Malaysia Tax System

Income tax in Malaysia is levied on income earned in Malaysia, excluding income classified as international income such as air/sea/transport-related industries, banking/insurance industries, etc.

corporate tax

As a feature of Malaysian corporate tax, if the management and control of a corporation is exercised in Malaysia, the corporation is considered a Malaysian taxpayer. Management and control are usually considered to have been exercised at the location of the board of directors.

Normally, corporations are subject to a corporate tax rate of 24%, but corporations with capital less than RM2.5 million are subject to the following tax rates:

  • Initial revenue of RM500,000 (from YA 2020 RM600,000 applied) is applied at 17%
  • RM500,000 excess revenue (RM600,000 applied from YA 2020) is applied by 24%

Withholding tax is a tax system levied on non-residents in Malaysia on profits subject to Malaysian tax laws. Malaysian taxpayers must deduct withholding tax from the total amount payable to non-residents, and report and pay the IRS within one month from the date of payment after payment.

Subject to withholding tax: Loyalty-10% Rent of movable property – 10% Technology and management service costs-10%* Interest-15%* Dividend-Waiver Other income-10% (*Interest paid to non-residents by banks in Malaysia)

Personal income tax

Due to the personal income tax feature, not all foreigners residing in Malaysia are required to file personal income tax.
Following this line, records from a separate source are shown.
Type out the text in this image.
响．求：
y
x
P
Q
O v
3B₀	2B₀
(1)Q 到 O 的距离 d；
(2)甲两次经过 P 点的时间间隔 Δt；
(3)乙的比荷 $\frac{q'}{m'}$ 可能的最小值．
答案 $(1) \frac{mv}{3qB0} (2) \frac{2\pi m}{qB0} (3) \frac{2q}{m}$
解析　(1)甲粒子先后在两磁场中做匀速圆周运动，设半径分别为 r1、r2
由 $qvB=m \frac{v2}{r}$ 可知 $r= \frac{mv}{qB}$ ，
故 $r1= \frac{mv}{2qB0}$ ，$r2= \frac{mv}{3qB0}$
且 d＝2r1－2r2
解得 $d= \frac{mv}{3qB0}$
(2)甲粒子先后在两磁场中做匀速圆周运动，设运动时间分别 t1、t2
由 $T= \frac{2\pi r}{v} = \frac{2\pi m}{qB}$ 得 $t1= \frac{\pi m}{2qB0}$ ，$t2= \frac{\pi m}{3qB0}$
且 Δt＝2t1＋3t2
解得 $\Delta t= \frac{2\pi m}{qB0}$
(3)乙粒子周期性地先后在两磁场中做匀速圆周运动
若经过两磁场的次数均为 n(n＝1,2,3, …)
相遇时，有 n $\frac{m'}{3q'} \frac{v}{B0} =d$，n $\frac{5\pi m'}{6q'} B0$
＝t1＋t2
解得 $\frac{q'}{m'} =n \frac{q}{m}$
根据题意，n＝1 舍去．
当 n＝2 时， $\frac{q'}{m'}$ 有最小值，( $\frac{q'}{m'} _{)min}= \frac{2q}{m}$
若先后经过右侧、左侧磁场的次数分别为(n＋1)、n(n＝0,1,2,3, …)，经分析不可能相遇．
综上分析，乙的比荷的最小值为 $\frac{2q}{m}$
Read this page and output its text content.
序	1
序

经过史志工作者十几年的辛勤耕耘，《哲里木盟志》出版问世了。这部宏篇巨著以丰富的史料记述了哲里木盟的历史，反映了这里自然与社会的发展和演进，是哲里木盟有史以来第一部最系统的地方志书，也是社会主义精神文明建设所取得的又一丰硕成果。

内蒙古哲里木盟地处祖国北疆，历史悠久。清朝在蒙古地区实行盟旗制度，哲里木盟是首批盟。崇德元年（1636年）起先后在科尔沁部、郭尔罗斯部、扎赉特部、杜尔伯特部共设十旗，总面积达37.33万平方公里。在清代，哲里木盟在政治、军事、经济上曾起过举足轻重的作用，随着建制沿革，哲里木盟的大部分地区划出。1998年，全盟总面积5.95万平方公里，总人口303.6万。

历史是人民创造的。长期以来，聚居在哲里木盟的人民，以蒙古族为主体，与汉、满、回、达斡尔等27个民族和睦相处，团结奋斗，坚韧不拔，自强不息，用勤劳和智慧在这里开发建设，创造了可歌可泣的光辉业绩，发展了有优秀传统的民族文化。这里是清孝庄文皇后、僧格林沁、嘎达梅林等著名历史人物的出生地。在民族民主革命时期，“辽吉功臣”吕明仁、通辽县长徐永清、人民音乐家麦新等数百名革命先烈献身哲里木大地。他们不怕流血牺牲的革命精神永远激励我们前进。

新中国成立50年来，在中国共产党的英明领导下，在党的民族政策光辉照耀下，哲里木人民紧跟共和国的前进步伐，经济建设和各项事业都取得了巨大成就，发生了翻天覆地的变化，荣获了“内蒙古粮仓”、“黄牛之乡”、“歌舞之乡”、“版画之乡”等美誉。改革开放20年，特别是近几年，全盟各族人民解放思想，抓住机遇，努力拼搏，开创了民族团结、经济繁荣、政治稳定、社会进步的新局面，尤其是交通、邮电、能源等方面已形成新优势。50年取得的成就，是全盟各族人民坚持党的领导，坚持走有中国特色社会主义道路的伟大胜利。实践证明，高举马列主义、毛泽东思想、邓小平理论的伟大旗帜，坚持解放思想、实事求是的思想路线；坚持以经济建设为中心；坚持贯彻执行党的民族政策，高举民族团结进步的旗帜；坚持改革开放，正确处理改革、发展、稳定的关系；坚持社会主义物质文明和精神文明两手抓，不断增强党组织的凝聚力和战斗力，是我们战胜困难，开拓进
Foreigners with less than 60 working days per year, such as sailors on Malaysian ships, and Malaysian pensioners over 55 years of age are not subject to reporting. Non-resident tax rates apply to foreigners with more than 60 working days and less than 182 working days per year.

Regardless of the actual payment, income from Malaysian sources is taxable. However, individuals who are obligated to pay tax in countries that have a double taxation prevention agreement with Malaysia are exempt from personal income tax. In addition, income generated from certain industries such as aviation/sea/transport and banking is subject to international taxes.

Income deduction

The Malaysian government provides various income deductions and tax benefits to foreign taxpayers as follows. Income deduction for spouses without income Parental Income Deduction Income deduction for children under the age of 18 Income deduction for children receiving tertiary education Malaysian Taxpayer Satisfaction Requirements Live in Malaysia for at least 182 days in one year

Special provisions for calculating the period of residence

If you have stayed for less than 182 days in one year, but have lived consecutively in the previous and subsequent years and stayed for a total of 182 days or more. If a person is temporarily absent due to the following reasons but continues to stay before or after the absence, the period of absence is also considered Business trip sick leave Less than 14 days of travel If you have stayed for 90 days or more for one year and lived for at least 90 days in 3 of the past 4 years or have been a resident If you are a resident in the immediately following year and a resident in the previous 3 years

Personal income tax rate

Resident income tax is applied at a progressive tax rate of 0% to 28% for personal income tax, and some income is deductible. Initial income of RM5,000 is tax-free. (Tax-free 5000)

Non-resident income tax applies to non-resident individuals at a flat rate of 28% (30% from YA 2020) or a progressive rate, whichever is greater. Director’s remuneration, consulting expenses, and other revenues are also subject to a 28% (30% applied from YA 2020) fixed tax rate (30% applied from YA 2020). Income deductions do not apply to non-resident individuals.

Payroll settlement at the end of work

In case of termination/resignation of labor contract or leaving Malaysia for more than 3 months, tax settlement is required. After receiving the tax certificate issued by the Internal Revenue Service stating that there is no unpaid amount, the employee can pay the salary to the employee.

Capital gains tax and stamp duty

Property Transfer Income Tax (RPGT) may apply when purchasing property in Malaysia as a feature of property transfer income tax. Real estate capital gains tax is levied on profits from the sale of real estate, and the rate varies depending on the length of time the real estate is owned. When purchasing real estate in Malaysia, stamp duty for legal effect may be incurred depending on the contract of sale (SPA) and loan agreement.